どたどたと足音がして布団がはがされ光が全身に当たる。眩しい。


横になって自分を抱えるように寝ていた私を小十郎が抱きかかえた。

肩に触れている小十郎の手は布越しにでもわかるくらい熱く、そして少し痛いくらいに力が入っていた。



「梵天丸様何があったんですか?何故謝っているんです?小十郎に話して下さい!」



うつろになっている私の耳に入ってくる小十郎の声、目に入ってくる必死な小十郎の姿。


小十郎は私を心配している。心配して私を抱きかかえている。



嬉しい。



・・・・・私は最低な奴だ。こんな時までになって嬉しいとか思ってるんだから。馬鹿じゃん馬鹿じゃん馬鹿じゃん。


本当にごめんなさい。



「ごめんなさい」



私なんかが居て



「ごめんなさい」



私は小十郎の言葉を無視した。そして良い続けた。小十郎はどうしたら良いかわからなく私を見つめていた。

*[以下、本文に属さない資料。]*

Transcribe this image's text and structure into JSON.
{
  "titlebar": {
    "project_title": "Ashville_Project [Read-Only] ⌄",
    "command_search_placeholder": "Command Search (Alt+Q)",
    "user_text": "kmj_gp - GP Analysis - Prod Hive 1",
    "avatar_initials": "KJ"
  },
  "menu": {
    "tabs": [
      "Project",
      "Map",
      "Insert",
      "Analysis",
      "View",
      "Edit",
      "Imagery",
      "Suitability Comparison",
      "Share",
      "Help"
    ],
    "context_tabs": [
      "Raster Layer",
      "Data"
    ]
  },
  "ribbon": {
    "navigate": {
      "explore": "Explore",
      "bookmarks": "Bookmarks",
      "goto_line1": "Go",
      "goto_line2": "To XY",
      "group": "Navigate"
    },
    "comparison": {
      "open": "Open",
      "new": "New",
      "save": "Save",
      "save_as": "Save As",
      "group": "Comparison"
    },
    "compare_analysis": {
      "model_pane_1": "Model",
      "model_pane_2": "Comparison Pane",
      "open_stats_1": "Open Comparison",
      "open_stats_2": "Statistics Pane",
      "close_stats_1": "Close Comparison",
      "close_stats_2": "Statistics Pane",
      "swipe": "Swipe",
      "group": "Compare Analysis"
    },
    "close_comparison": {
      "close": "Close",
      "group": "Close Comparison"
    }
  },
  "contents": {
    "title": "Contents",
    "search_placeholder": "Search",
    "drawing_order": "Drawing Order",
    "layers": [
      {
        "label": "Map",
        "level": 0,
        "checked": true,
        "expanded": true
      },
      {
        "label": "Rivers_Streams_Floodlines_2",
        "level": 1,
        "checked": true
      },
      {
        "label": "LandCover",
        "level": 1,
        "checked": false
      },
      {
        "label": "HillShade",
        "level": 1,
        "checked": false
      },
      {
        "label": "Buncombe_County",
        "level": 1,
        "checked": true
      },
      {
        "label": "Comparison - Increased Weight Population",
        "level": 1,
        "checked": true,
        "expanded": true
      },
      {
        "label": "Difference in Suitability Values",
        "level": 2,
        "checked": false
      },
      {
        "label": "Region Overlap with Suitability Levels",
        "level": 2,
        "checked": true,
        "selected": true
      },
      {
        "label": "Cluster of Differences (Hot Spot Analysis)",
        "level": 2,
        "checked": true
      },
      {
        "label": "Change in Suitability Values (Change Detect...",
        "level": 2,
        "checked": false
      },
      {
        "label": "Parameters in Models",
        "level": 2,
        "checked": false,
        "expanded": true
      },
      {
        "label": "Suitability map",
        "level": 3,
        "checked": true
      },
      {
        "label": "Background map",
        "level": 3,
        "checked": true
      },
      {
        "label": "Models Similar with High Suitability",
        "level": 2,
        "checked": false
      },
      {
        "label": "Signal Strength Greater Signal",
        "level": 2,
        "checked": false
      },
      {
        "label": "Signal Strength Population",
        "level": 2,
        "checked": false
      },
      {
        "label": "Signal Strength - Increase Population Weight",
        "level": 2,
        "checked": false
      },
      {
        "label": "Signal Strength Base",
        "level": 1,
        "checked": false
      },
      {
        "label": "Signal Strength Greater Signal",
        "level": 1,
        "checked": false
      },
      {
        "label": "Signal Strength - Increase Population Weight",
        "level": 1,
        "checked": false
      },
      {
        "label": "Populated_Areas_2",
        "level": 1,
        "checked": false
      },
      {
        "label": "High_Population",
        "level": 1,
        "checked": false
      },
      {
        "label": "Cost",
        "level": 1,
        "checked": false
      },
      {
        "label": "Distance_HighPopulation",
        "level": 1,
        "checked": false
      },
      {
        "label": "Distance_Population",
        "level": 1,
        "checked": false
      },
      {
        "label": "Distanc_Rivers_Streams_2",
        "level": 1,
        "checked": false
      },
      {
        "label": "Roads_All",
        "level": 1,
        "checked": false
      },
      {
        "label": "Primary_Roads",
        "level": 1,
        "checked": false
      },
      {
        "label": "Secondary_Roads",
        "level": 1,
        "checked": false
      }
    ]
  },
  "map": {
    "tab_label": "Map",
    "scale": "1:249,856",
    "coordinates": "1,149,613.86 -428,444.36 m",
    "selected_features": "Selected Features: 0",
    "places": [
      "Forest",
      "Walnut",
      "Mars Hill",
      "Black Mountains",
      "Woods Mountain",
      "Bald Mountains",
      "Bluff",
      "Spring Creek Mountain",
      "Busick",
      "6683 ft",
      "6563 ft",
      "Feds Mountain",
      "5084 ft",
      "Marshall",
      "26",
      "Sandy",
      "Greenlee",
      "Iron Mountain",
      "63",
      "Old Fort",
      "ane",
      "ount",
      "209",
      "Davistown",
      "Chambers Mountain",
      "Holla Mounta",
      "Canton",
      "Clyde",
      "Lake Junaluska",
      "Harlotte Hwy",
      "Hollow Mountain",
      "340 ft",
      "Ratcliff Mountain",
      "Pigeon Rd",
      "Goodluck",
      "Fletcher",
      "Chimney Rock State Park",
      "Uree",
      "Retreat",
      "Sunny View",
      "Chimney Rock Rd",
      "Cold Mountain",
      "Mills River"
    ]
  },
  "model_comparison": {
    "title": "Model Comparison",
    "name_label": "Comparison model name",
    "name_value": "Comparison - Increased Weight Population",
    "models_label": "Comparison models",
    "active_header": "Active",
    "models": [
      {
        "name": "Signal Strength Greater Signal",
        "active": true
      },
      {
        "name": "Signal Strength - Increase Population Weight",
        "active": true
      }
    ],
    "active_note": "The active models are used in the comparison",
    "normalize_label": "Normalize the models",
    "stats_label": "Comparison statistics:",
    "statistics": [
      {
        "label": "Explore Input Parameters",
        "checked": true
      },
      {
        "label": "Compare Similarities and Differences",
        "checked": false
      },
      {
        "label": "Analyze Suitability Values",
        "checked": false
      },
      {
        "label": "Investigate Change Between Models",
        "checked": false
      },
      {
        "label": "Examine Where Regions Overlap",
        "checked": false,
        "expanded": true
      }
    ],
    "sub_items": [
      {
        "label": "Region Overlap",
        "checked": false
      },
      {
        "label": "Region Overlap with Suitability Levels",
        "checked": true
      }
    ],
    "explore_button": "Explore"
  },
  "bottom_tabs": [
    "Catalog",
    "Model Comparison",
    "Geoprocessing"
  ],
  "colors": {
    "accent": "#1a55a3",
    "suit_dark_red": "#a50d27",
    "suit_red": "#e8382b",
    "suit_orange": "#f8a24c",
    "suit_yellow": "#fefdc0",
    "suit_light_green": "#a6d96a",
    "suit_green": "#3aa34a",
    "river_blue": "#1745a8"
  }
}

もう私の声は耳を澄まして聞こえるかどうかというほどになっていた
それでも聞こえるのはこの部屋が静か過ぎるからだろう



「梵天丸様、梵天丸様は何も謝る必要なんて無いのですよ、だから・・・もうおやめになってください!お願いです」




私の視界いっぱいに小十郎が映る。

小十郎の顔だ。
小十郎の眉間の皺。かっこいいな。
小十郎の瞳。きれいだな。
小十郎の肌。羨ましい。
小十郎、小十郎、小十郎、小十郎、小十郎、小十郎、小十郎、小十郎、小十郎、小十郎。